When it does try to open I get the windows prompt asking me to choose what program I would like to open the it with.No mater what I choose it seems to fail. So far I've tried CMD, Internet explorer, and notepad. Notepad just opens an empty doc. When I look at the file itself it seems to be 0kb with no extensions. It looks like a file that is only called Certbot
image

1 Like

I actually do think you should assume it's malware until you've checked all your scheduled tasks for anything trying to use that.

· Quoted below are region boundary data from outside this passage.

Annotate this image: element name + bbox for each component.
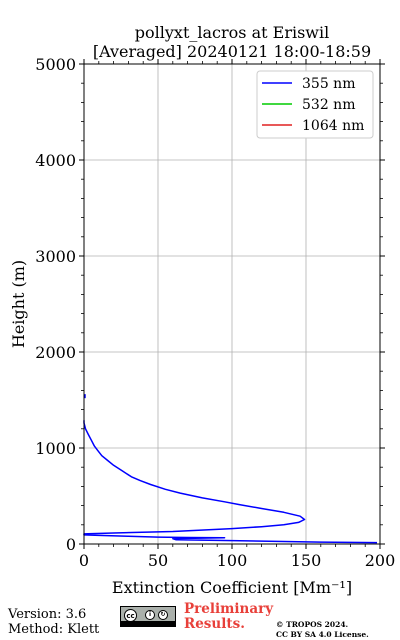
badge-label-strip	[121, 621, 175, 626]
legend-box	[256, 70, 374, 139]
y-tick-label: 1000	[35, 439, 76, 458]
x-tick-label: 100	[217, 551, 248, 570]
attribution-icon: i	[145, 610, 155, 620]
legend-label-532: 532 nm	[302, 97, 355, 113]
share-alike-icon: ↻	[158, 610, 168, 620]
series-line-355-nm	[83, 420, 378, 544]
legend: 355 nm 532 nm 1064 nm	[256, 70, 374, 139]
x-tick-label: 150	[291, 551, 322, 570]
preliminary-results-note: Preliminary Results.	[184, 602, 273, 632]
legend-label-1064: 1064 nm	[302, 118, 364, 134]
plot-frame	[83, 63, 381, 545]
x-tick-label: 200	[365, 551, 396, 570]
y-tick-label: 4000	[35, 151, 76, 170]
version-text: Version: 3.6	[8, 607, 87, 622]
copyright-line1: © TROPOS 2024.	[276, 620, 349, 629]
chart-title-line1: pollyxt_lacros at Eriswil	[135, 23, 329, 42]
x-tick-label: 0	[79, 551, 89, 570]
x-tick-label: 50	[148, 551, 168, 570]
preliminary-line2: Results.	[184, 616, 245, 632]
chart-title-line2: [Averaged] 20240121 18:00-18:59	[93, 42, 371, 61]
isolated-data-point	[84, 394, 86, 399]
axis-ticks	[79, 59, 385, 549]
y-tick-label: 0	[66, 535, 76, 554]
y-tick-label: 5000	[35, 55, 76, 74]
y-tick-label: 2000	[35, 343, 76, 362]
copyright-line2: CC BY SA 4.0 License.	[276, 630, 369, 639]
extinction-profile-chart: pollyxt_lacros at Eriswil [Averaged] 202…	[9, 23, 395, 597]
legend-label-355: 355 nm	[302, 76, 355, 92]
cc-license-badge: cc i ↻	[120, 606, 176, 627]
preliminary-line1: Preliminary	[184, 601, 274, 617]
y-tick-label: 3000	[35, 247, 76, 266]
plot-area	[83, 394, 378, 544]
copyright-note: © TROPOS 2024. CC BY SA 4.0 License.	[276, 620, 369, 640]
method-text: Method: Klett	[8, 622, 100, 637]
y-axis-label: Height (m)	[9, 260, 28, 348]
x-axis-label: Extinction Coefficient [Mm⁻¹]	[112, 578, 352, 597]
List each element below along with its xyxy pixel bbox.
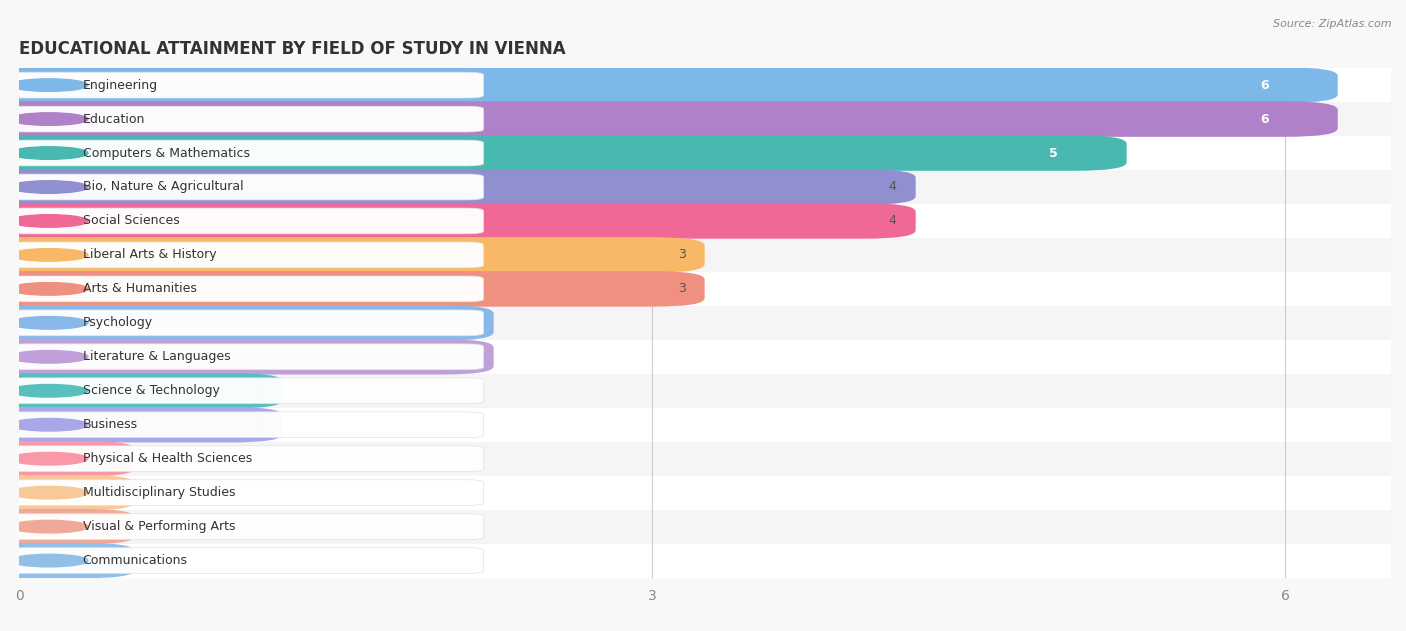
FancyBboxPatch shape xyxy=(20,510,1391,544)
FancyBboxPatch shape xyxy=(0,441,135,476)
FancyBboxPatch shape xyxy=(0,169,915,204)
FancyBboxPatch shape xyxy=(20,204,1391,238)
Text: Bio, Nature & Agricultural: Bio, Nature & Agricultural xyxy=(83,180,243,194)
FancyBboxPatch shape xyxy=(20,238,1391,272)
Circle shape xyxy=(10,147,89,159)
FancyBboxPatch shape xyxy=(7,548,484,574)
FancyBboxPatch shape xyxy=(7,174,484,200)
FancyBboxPatch shape xyxy=(0,271,704,307)
Text: 1: 1 xyxy=(256,418,263,431)
Text: Business: Business xyxy=(83,418,138,431)
FancyBboxPatch shape xyxy=(20,340,1391,374)
Circle shape xyxy=(10,249,89,261)
FancyBboxPatch shape xyxy=(20,442,1391,476)
Circle shape xyxy=(10,283,89,295)
Text: Visual & Performing Arts: Visual & Performing Arts xyxy=(83,520,235,533)
FancyBboxPatch shape xyxy=(0,237,704,273)
Circle shape xyxy=(10,351,89,363)
FancyBboxPatch shape xyxy=(0,509,135,545)
Text: Physical & Health Sciences: Physical & Health Sciences xyxy=(83,452,252,465)
FancyBboxPatch shape xyxy=(0,305,494,341)
Text: 6: 6 xyxy=(1260,112,1268,126)
Text: Liberal Arts & History: Liberal Arts & History xyxy=(83,249,217,261)
Text: Multidisciplinary Studies: Multidisciplinary Studies xyxy=(83,486,235,499)
Text: 0: 0 xyxy=(93,554,101,567)
FancyBboxPatch shape xyxy=(20,68,1391,102)
FancyBboxPatch shape xyxy=(0,373,283,408)
Text: 0: 0 xyxy=(93,452,101,465)
Text: 6: 6 xyxy=(1260,79,1268,91)
FancyBboxPatch shape xyxy=(20,306,1391,340)
FancyBboxPatch shape xyxy=(20,170,1391,204)
FancyBboxPatch shape xyxy=(7,242,484,268)
Text: Source: ZipAtlas.com: Source: ZipAtlas.com xyxy=(1274,19,1392,29)
FancyBboxPatch shape xyxy=(7,106,484,132)
FancyBboxPatch shape xyxy=(0,102,1337,137)
Text: Education: Education xyxy=(83,112,145,126)
Circle shape xyxy=(10,180,89,193)
FancyBboxPatch shape xyxy=(7,72,484,98)
FancyBboxPatch shape xyxy=(0,203,915,239)
FancyBboxPatch shape xyxy=(7,445,484,471)
Text: 1: 1 xyxy=(256,384,263,398)
FancyBboxPatch shape xyxy=(20,476,1391,510)
Circle shape xyxy=(10,215,89,227)
Circle shape xyxy=(10,384,89,397)
Text: Computers & Mathematics: Computers & Mathematics xyxy=(83,146,250,160)
Text: 4: 4 xyxy=(889,180,897,194)
FancyBboxPatch shape xyxy=(0,543,135,579)
Circle shape xyxy=(10,79,89,91)
Text: Science & Technology: Science & Technology xyxy=(83,384,219,398)
FancyBboxPatch shape xyxy=(0,339,494,375)
FancyBboxPatch shape xyxy=(7,412,484,438)
FancyBboxPatch shape xyxy=(7,344,484,370)
Circle shape xyxy=(10,113,89,126)
Text: 3: 3 xyxy=(678,249,686,261)
FancyBboxPatch shape xyxy=(20,544,1391,577)
Text: 0: 0 xyxy=(93,520,101,533)
FancyBboxPatch shape xyxy=(7,208,484,234)
Circle shape xyxy=(10,521,89,533)
Text: Engineering: Engineering xyxy=(83,79,157,91)
Text: 3: 3 xyxy=(678,283,686,295)
FancyBboxPatch shape xyxy=(7,514,484,540)
Circle shape xyxy=(10,317,89,329)
Text: 2: 2 xyxy=(467,316,475,329)
Text: 0: 0 xyxy=(93,486,101,499)
FancyBboxPatch shape xyxy=(7,310,484,336)
Text: Psychology: Psychology xyxy=(83,316,153,329)
Text: Arts & Humanities: Arts & Humanities xyxy=(83,283,197,295)
Text: Communications: Communications xyxy=(83,554,187,567)
FancyBboxPatch shape xyxy=(7,140,484,166)
FancyBboxPatch shape xyxy=(0,407,283,442)
Text: 5: 5 xyxy=(1049,146,1057,160)
FancyBboxPatch shape xyxy=(20,408,1391,442)
FancyBboxPatch shape xyxy=(20,102,1391,136)
Text: Social Sciences: Social Sciences xyxy=(83,215,180,227)
FancyBboxPatch shape xyxy=(0,68,1337,103)
Circle shape xyxy=(10,418,89,431)
FancyBboxPatch shape xyxy=(20,374,1391,408)
Circle shape xyxy=(10,452,89,465)
Text: 2: 2 xyxy=(467,350,475,363)
Text: EDUCATIONAL ATTAINMENT BY FIELD OF STUDY IN VIENNA: EDUCATIONAL ATTAINMENT BY FIELD OF STUDY… xyxy=(20,40,567,58)
FancyBboxPatch shape xyxy=(7,276,484,302)
Circle shape xyxy=(10,487,89,499)
Circle shape xyxy=(10,554,89,567)
Text: Literature & Languages: Literature & Languages xyxy=(83,350,231,363)
FancyBboxPatch shape xyxy=(0,475,135,510)
FancyBboxPatch shape xyxy=(7,480,484,505)
FancyBboxPatch shape xyxy=(0,135,1126,171)
FancyBboxPatch shape xyxy=(20,272,1391,306)
FancyBboxPatch shape xyxy=(20,136,1391,170)
FancyBboxPatch shape xyxy=(7,378,484,404)
Text: 4: 4 xyxy=(889,215,897,227)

As it's a zero byte file (and not an executable) it's going to do nothing, it could have been intercepted by whatever av software you use, or it could simply be a temp file or test file someone innocently/accidentally created.

2 Likes

So I went through my scheduled tasks as you recommended and I did see that the Certbot Renew task is there and it thinks its never been run before. I can confirm this myself as I usually manually renew my certificates. I tried manually running the scheduled event and it takes me right to that empty Certbot file.

1 Like

Then it seems to be a failed attempt at scheduling certbot.
I would delete the task and the empty file.

1 Like

You may also consider re-installing certbot (just install the latest version), as far as I remember it should create that scheduled task (correctly) on install.

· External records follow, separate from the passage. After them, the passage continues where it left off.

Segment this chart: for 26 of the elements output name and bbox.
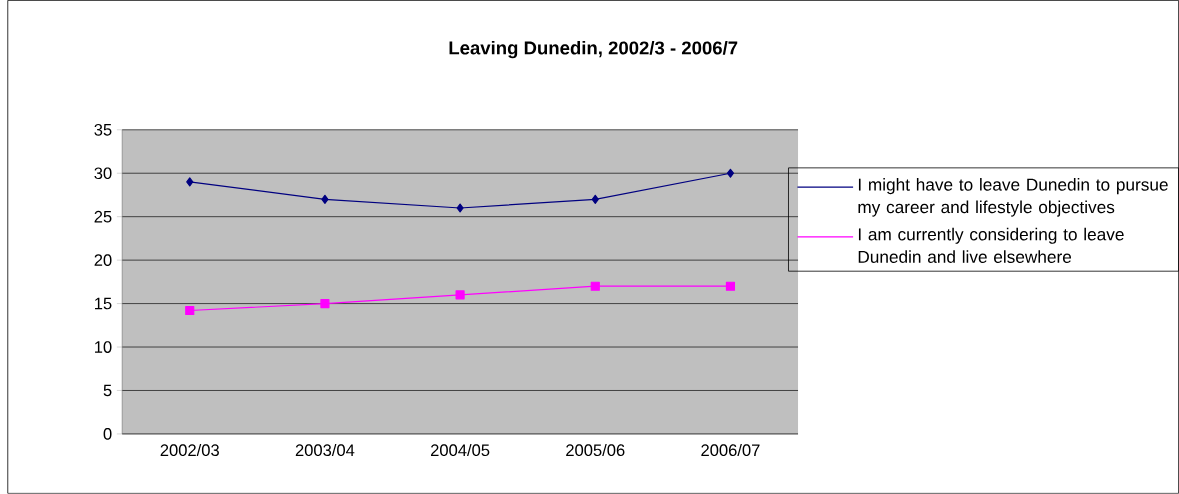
- point: [726, 168, 735, 178]
- x-tick-label: 2006/07: [701, 444, 760, 457]
- point: [186, 177, 194, 187]
- point: [456, 203, 464, 213]
- x-tick-label: 2003/04: [295, 444, 355, 457]
- point: [320, 299, 330, 309]
- point: [591, 194, 599, 204]
- y-tick-label: 35: [94, 124, 112, 136]
- legend-label: I might have to leave Dunedin to pursue my career and lifestyle objectives: [858, 178, 1168, 217]
- x-tick-label: 2005/06: [566, 444, 625, 457]
- legend-label: I am currently considering to leave Dunedin and live elsewhere: [858, 227, 1124, 264]
- x-tick-label: 2004/05: [430, 444, 490, 457]
- y-tick-label: 0: [103, 428, 112, 440]
- y-tick-label: 30: [94, 167, 112, 180]
- point: [590, 281, 600, 291]
- x-tick-label: 2002/03: [160, 444, 219, 457]
- point: [455, 290, 465, 300]
- y-tick-label: 25: [94, 210, 112, 223]
- y-tick-label: 5: [103, 384, 112, 397]
- chart-title: Leaving Dunedin, 2002/3 - 2006/7: [449, 41, 738, 59]
- point: [185, 306, 195, 316]
- y-tick-label: 15: [95, 297, 112, 310]
- point: [321, 194, 329, 204]
- point: [725, 281, 736, 291]
- y-tick-label: 20: [94, 254, 112, 267]
- y-tick-label: 10: [95, 341, 112, 353]
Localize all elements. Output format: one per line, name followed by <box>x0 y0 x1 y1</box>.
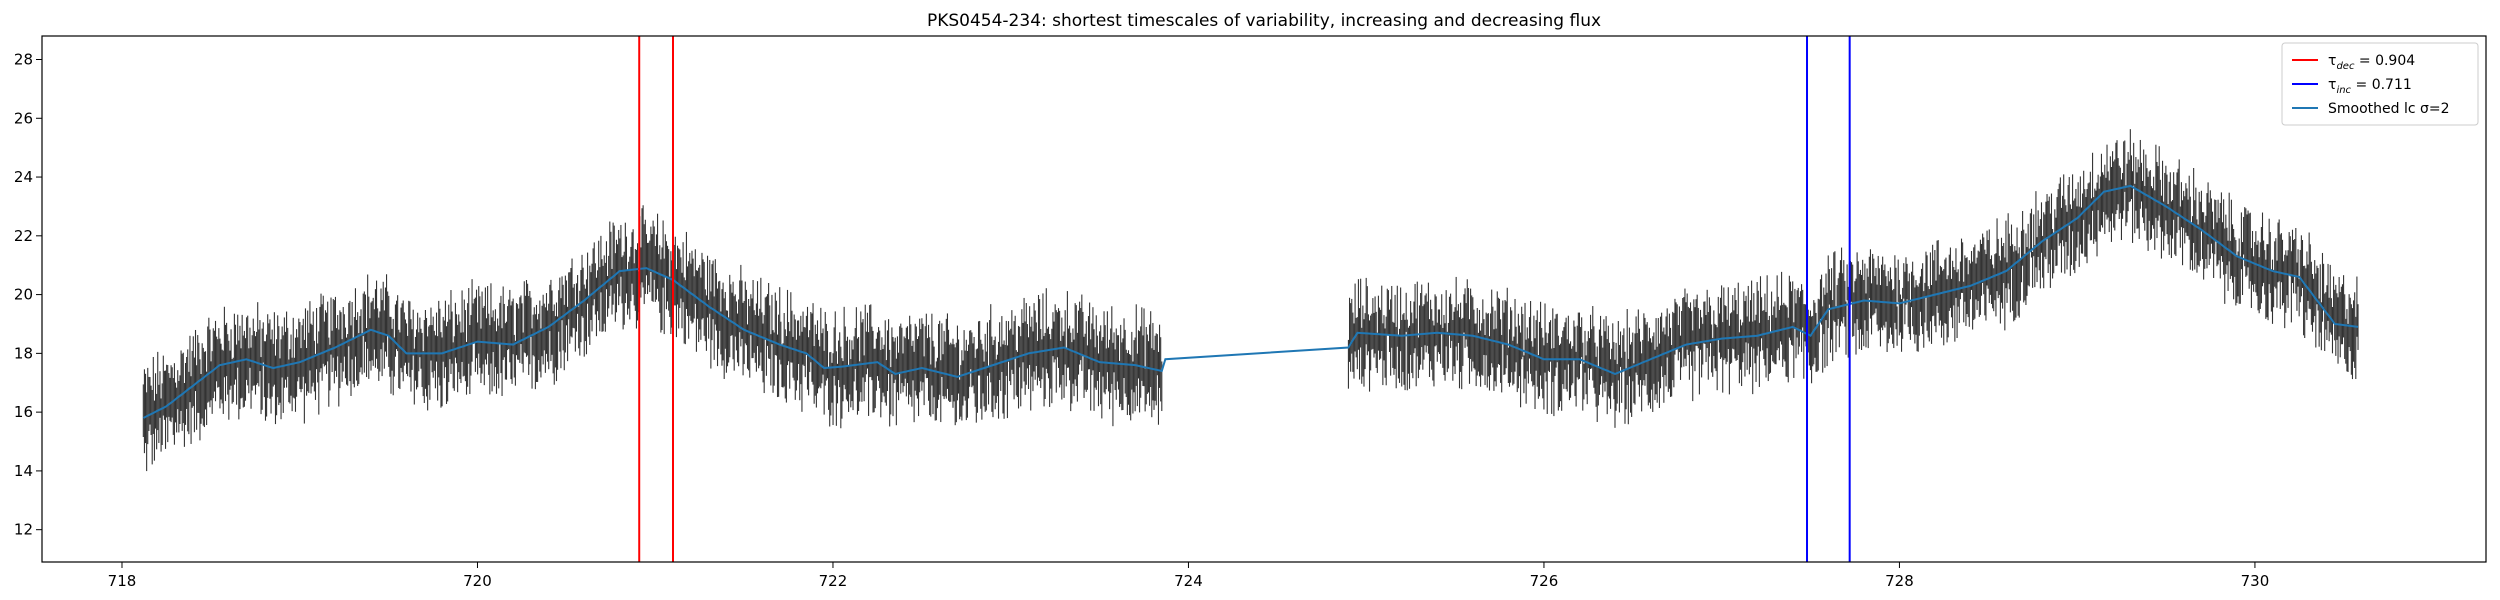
y-tick-label: 20 <box>14 286 33 304</box>
x-tick-label: 718 <box>108 572 137 590</box>
x-tick-label: 724 <box>1174 572 1203 590</box>
y-tick-label: 24 <box>14 168 33 186</box>
timescale-markers <box>638 36 1851 562</box>
legend: τdec = 0.904 τinc = 0.711 Smoothed lc σ=2 <box>2281 42 2479 126</box>
y-tick-label: 28 <box>14 51 33 69</box>
legend-label: Smoothed lc σ=2 <box>2328 101 2450 117</box>
x-tick-label: 728 <box>1885 572 1914 590</box>
chart-title: PKS0454-234: shortest timescales of vari… <box>927 11 1601 31</box>
x-axis-ticks: 718 720 722 724 726 728 730 <box>108 562 2270 590</box>
smoothed-series-line <box>142 184 2359 419</box>
smoothed-lightcurve <box>142 184 2359 419</box>
x-tick-label: 720 <box>463 572 492 590</box>
legend-label: τdec = 0.904 <box>2328 53 2415 72</box>
x-tick-label: 730 <box>2241 572 2270 590</box>
y-tick-label: 14 <box>14 462 33 480</box>
y-tick-label: 22 <box>14 227 33 245</box>
y-tick-label: 18 <box>14 344 33 362</box>
x-tick-label: 722 <box>819 572 848 590</box>
axes-frame <box>41 35 2487 563</box>
legend-label: τinc = 0.711 <box>2328 77 2412 96</box>
flux-error-bars <box>142 129 2359 472</box>
y-tick-label: 26 <box>14 109 33 127</box>
x-tick-label: 726 <box>1530 572 1559 590</box>
y-tick-label: 12 <box>14 521 33 539</box>
y-axis-ticks: 12 14 16 18 20 22 24 26 28 <box>14 51 42 539</box>
legend-box <box>2281 42 2479 126</box>
y-tick-label: 16 <box>14 403 33 421</box>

I figured out how you created the file by the way, the certbot instruction for windows have examples like this:

C:\WINDOWS\system32> certbot --help

That means you type certbot --help at a command line. If you type C:\WINDOWS\system32> certbot --help at a command line it will try to pipe the output of a non-existent command called C:\WINDOWS\system32 to a file called certbot, which is not what you want :slight_smile:

3 Likes

That must have been what I've down while copying and pasting. I've deleted the file and task for now, Ill see if I want to set up automatic renewal later on. You are all amazing, thank you for your help!

2 Likes

That's quite a brilliant observation, @webprofusion. Kudos!

:confetti_ball: :smiley: :sparkling_heart:


One mystery remains though: How did that random file get referenced by the task scheduler? :thinking:


@bmw

Thought you might want some awareness of this situation for adjustments.

2 Likes

Perhaps what may be worse is that the program to run (certbot) in the scheduled task created by the certbot installation possibly doesn't specify the full path to the certbot executable and therefore when the scheduled task gets run, the C:\Windows\System32 folder appears earlier in the PATH environment variable than the correct certbot folder, resulting in running anything named "certbot" wherever it's first found (in this case, C:\Windows\System32).

:grin:

2 Likes

"C:\WINDOWS\system32> certbot --help"

OR maybe...
That is just intended to show an example of what to type "certbot --help"
And the where is supposed to be irrelevant, but is being easily mistaken and included as part of the command to be run.

1 Like

Ha, yeah that is indeed the problem. I can confirm the task that certbot creates does not specify the full path (or certbot.exe, it's certbot renew run via powershell) so if you have a file called certbot in System32 it will attempt to run that instead.

2 Likes

A little goofiness for all the Windows users here...

From a command prompt:

PROMPT What$sis$sthy$sbidding,$soh$sglorious$smaster,$son$sthis$s$d$sat$s$t$sin$sthe$spath$sof$s$p?
2 Likes

This topic was automatically closed 30 days after the last reply. New replies are no longer allowed.